Second, the humanities provide a meeting ground for secular and religious people. Neither politics, nor business, nor religion, nor sports, nor the academy quite does this. All those pursuits either guard their territory too closely or claim no territory at all. But the humanities offer a broad spectrum of ideas, from which anyone may partake. The humanities are not meant to be totalistic or relativistic, not meant to have the certainty of religion or the transience of culture. But they provide tools for people to complement their worldviews and bolster their value systems. The proper metaphor for the humanities is not a church, but a banquet available to anyone who is hungry. The fruit of the humanities nourishes and enriches all our other pursuits.
I’ve participated in seminars on the works of Maimonides, Dante, Rumi, Dostoyevsky, Kierkegaard, and more—all imbued with religious ideas. And seldom did my interlocutors, who spanned the spectrum of religiosity, put up barriers between the religious and the secular. Rather, we engaged the texts on their own terms, without regard to our metaphysical camps. The humanities gave us a common language and frame of reference for discussing the import of ethics, morality, and rights. In de-conflicting the religious and the secular, the humanities serve as one of the few common tables at which our society may sit down and explore the questions that are above us and below us.

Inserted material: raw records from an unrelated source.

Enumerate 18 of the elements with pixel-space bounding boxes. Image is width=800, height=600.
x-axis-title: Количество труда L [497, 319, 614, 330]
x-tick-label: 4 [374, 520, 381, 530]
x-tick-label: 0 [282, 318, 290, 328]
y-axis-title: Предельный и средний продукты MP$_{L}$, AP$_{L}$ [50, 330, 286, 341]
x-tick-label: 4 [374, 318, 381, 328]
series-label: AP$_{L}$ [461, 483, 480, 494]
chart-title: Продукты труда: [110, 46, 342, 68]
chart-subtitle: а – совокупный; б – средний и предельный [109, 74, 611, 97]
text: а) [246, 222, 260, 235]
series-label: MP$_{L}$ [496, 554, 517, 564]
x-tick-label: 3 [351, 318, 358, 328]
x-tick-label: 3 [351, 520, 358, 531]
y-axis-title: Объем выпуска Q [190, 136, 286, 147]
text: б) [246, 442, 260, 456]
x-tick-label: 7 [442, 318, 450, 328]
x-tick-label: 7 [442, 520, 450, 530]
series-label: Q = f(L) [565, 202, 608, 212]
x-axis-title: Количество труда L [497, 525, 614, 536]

Third, the humanities hedge against the certainties of ideology. Thomas Aquinas might have been addressing the ideological strictness of our own day when he wrote: “The slenderest knowledge that may be obtained of the highest things is more desirable than the most certain knowledge obtained of lesser things.” Ideology—whether right or left, political or philosophical—is powerful because it harnesses simple truths in the service of complex tasks. But the “slender” knowledge deriving from the exploratory mode of the liberal arts can blunt the dogmas of tribal identities and partisan competition.
Percy Bysshe Shelley wrote that poets—not politicians—“are the unacknowledged legislators of the world.” A poetic sensibility is both flower and soil of civic engagement. The heart is the real arena of society. Immersing ourselves in the humanities expands the quality of our feeling and enriches our capacity for sympathy. The world then comes to look less certain, but more beautiful; less neat, but friendlier. The accumulating wisdom of humanity gives us tools to bond with people outside our ideological cliques.
Dialogue requires a third party, some insight that breaks the back-and-forth gridlock. Social trust is gained when parties stop looking only at themselves and each other and focus instead on something beyond them. Through the inspiration and profundity of human thought, we can see ourselves and our imagined adversaries more clearly. When people believe they can bring the complexity of their internal lives to a fuller, more nuanced hearing, community then becomes possible.
Nathan Nielson is founder of Books & Bridges, a community institute of ideas and conversations.